# Problem seeing domain server in network



## netzorro (Jun 10, 2005)

Hi, I have a weird problem. I've just finished to create a new domain controler. 
Named gotsa.lan (intranet domain server only).
Everything works fine: I can join computers, and so. In My Network Places\Entire Network\Microsoft Windows Network I can see the domain "gotsa". But when I open it I only see user computers. I cannot see the server.
The server is not there. 
If I type \\gotsasrv I can see all the folders shared and so.
I can't even see the server from the server itself.
I can ping all computers and the communication is ok. 
It's just I can't see the server computer inside the domain icon in Network.
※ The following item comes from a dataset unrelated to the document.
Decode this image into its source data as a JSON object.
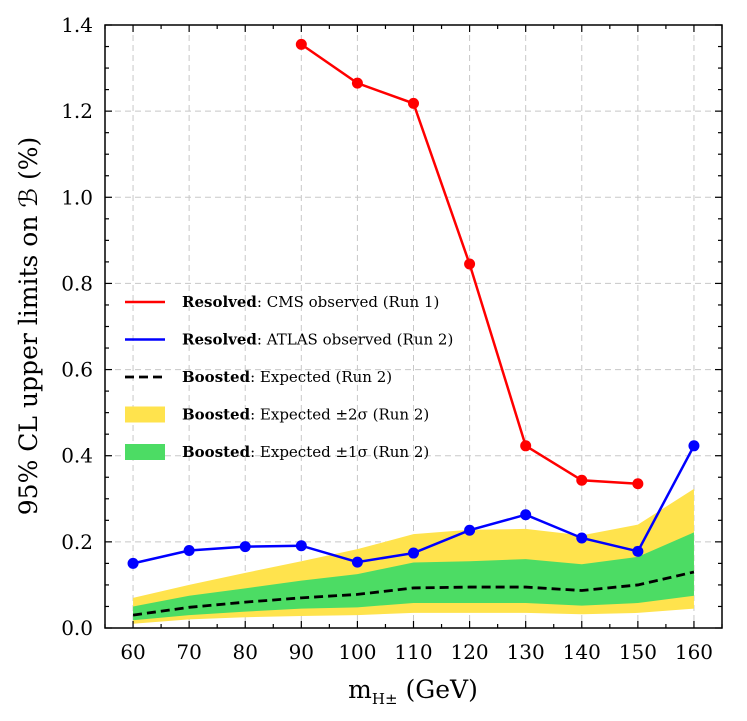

It's a windows server 2003

Any ideas?
Thanks
netzorro


----------



## truebluexxx (Aug 6, 2007)

The problem is with NetBIOS service on ther server. 
From the server, can you see any computers in the domain ?
If not, then you need to start the NetBIOs service on the server, open your network adapter 'Properties' and check the box 'client for microsoft networks'

From the server, can you see any computers in the domain ?
If yes.... well let hope not.


----------



## netzorro (Jun 10, 2005)

Yes, yes, yes. That's it. Thanks. I had the NetBIOS over TCPIP option Disabled in the WINS tab in the Advanced TCPIP settings. Thanks a Lot.


----------